Consider the following query:
SELECT p.Name, r.RevName FROM Production.ProductSubcategory AS s CROSS APPLY (SELECT REVERSE(s.Name) AS RevName) AS r CROSS APPLY ( SELECT TOP (1) * FROM Production.Product AS p WHERE p.ProductSubcategoryID = s.ProductSubcategoryID ORDER BY p.ListPrice DESC ) AS p ORDER BY s.ProductSubcategoryID;
You see two CROSS APPLYs here – one creating a simple working column in REVERSE(s.Name), the other even involving another table to do a lookup. This second CROSS APPLY doesn't necessarily produce any rows – if there is no matching Product, the resultset won't contain any rows for that ProductSubcategory. I've shown some of its results below:
But what about the following query, which gives the same 37 rows on the AdventureWorks database:
SELECT ( SELECT TOP (1) p.Name FROM Production.Product AS p WHERE p.ProductSubcategoryID = s.ProductSubcategoryID ORDER BY p.ListPrice DESC ), REVERSE(s.Name) AS RevName FROM Production.ProductSubcategory AS s ORDER BY s.ProductSubcategoryID;
This is very similar, but you'll notice that instead of developing the result set in the FROM clause, I've used the calculations directly in the SELECT clause to produce the same result.
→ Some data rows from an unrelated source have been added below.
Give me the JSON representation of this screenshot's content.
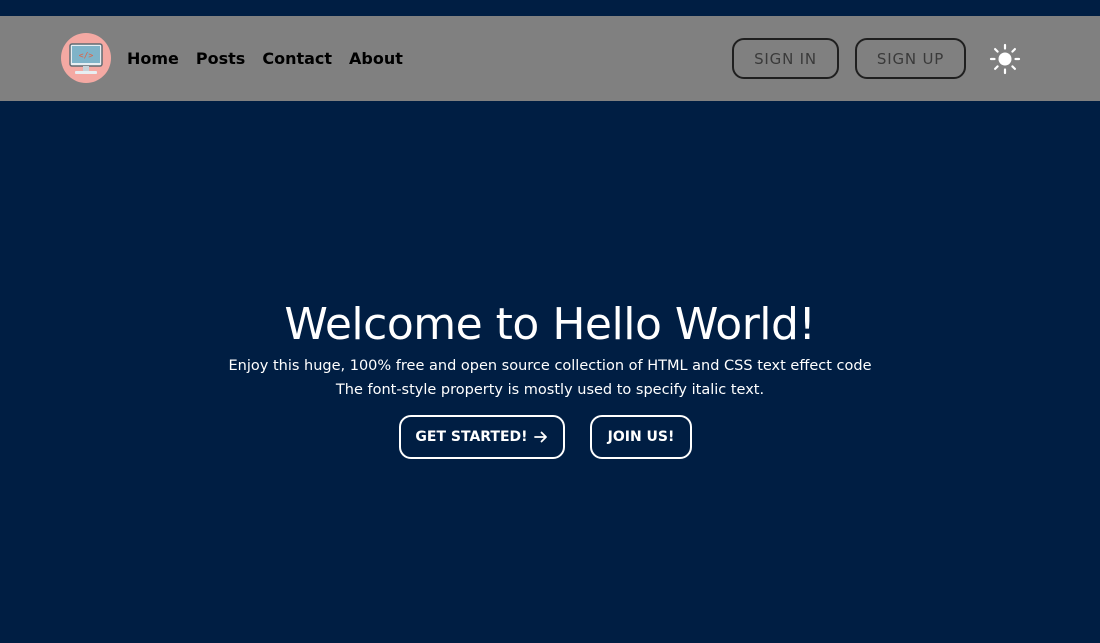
{
  "nav": {
    "logo_icon": "computer-code-logo-icon",
    "links": [
      {
        "label": "Home"
      },
      {
        "label": "Posts"
      },
      {
        "label": "Contact"
      },
      {
        "label": "About"
      }
    ],
    "sign_in_label": "SIGN IN",
    "sign_up_label": "SIGN UP",
    "theme_icon": "sun-icon"
  },
  "hero": {
    "title": "Welcome to Hello World!",
    "subtitle_line1": "Enjoy this huge, 100% free and open source collection of HTML and CSS text effect code",
    "subtitle_line2": "The font-style property is mostly used to specify italic text.",
    "get_started_label": "GET STARTED!",
    "join_label": "JOIN US!",
    "arrow_icon": "arrow-right-icon"
  },
  "colors": {
    "background": "#001e43",
    "navbar": "#808080",
    "logo_bg": "#f4a9a3",
    "text_light": "#ffffff",
    "nav_text": "#000000"
  }
}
Except that it's not the same.
Here, my TOP sub-query can only produce a single value. You'll notice I change my query to fetch only a single column now – any more would give an error. And I'm lucky I've selected TOP(1), not TOP(2), or TOP (1) WITH TIES – which would both be legal in my APPLY system. You'll see that APPLY provides additional flexibility here.
So now consider the following query:
SELECT p.Name, p.ProductSubcategoryID, COUNT(*) OVER (PARTITION BY p.ProductSubcategoryID) AS SubcatCnt FROM Production.Product AS p ORDER BY p.ProductSubcategoryID, p.Name;
You will see that both look at the list of Products, and produce a count of the number of products which are in the same Subcategory. I'm sure you're all very familiar with the OVER clause and the use of the windowing technique provided by the PARTITION BY clause.
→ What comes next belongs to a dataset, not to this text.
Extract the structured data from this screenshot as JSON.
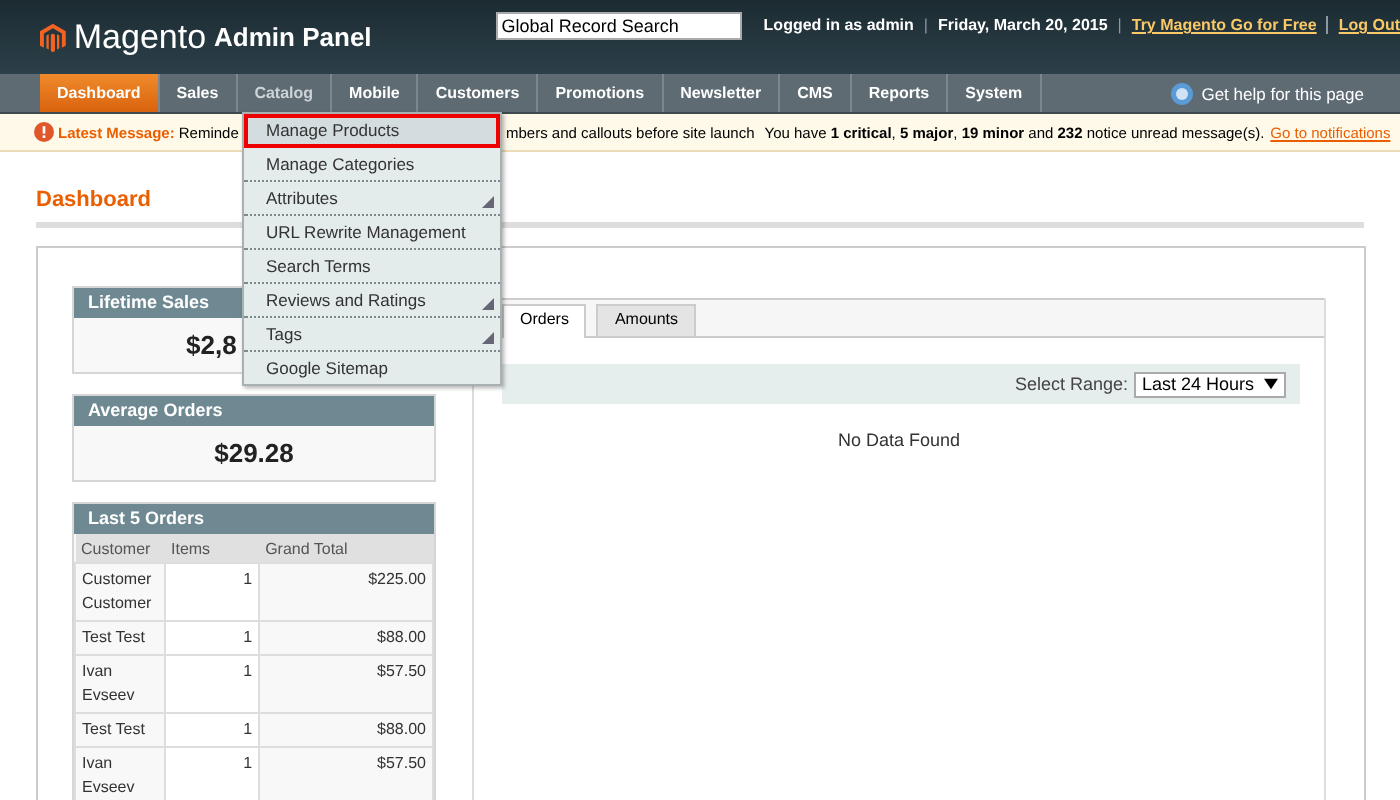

If we run this first query and look at some of the results, you'll see the marvellous windowing technique, which I've highlighted using ZoomIt. You'll see that the SubcatCnt column has the value 3 for the Subcategory with 3 items, and 6 for the one with 6, and so on.
Excellent stuff. But you'll probably also be aware that you can't use windowing functions like this in the WHERE clause – they're applied only in the SELECT clause.
Having seen my working columns trick though, you might think otherwise.
Check this out – it's perfectly legal!
SELECT p.Name, p.ProductSubcategoryID, sc.SubcatCnt FROM Production.Product AS p CROSS APPLY ( SELECT COUNT(*) OVER (PARTITION BY p.ProductSubcategoryID) AS SubcatCnt ) AS sc ORDER BY p.ProductSubcategoryID, p.Name;
Amazing stuff. I can now use SubcatCnt in the WHERE clause. Job done!
But I'm having you on. It's a trick. It's rubbish.
You see, APPLY logically works on a single row at a time, as I said earlier. Look at the same block of results for this second query.
Loads of 1s. Not exactly helpful. It's accurate though – there is a count of one row in each partition of the set that is logically passed in each time.
APPLY works out the result for each row individually. It doesn't do it for the whole set. So if you're wanting working columns that need to be applied to multiple rows at once, then you need to think of another solution.
APPLY is good, but not that good. Know its limitations and you'll be better off.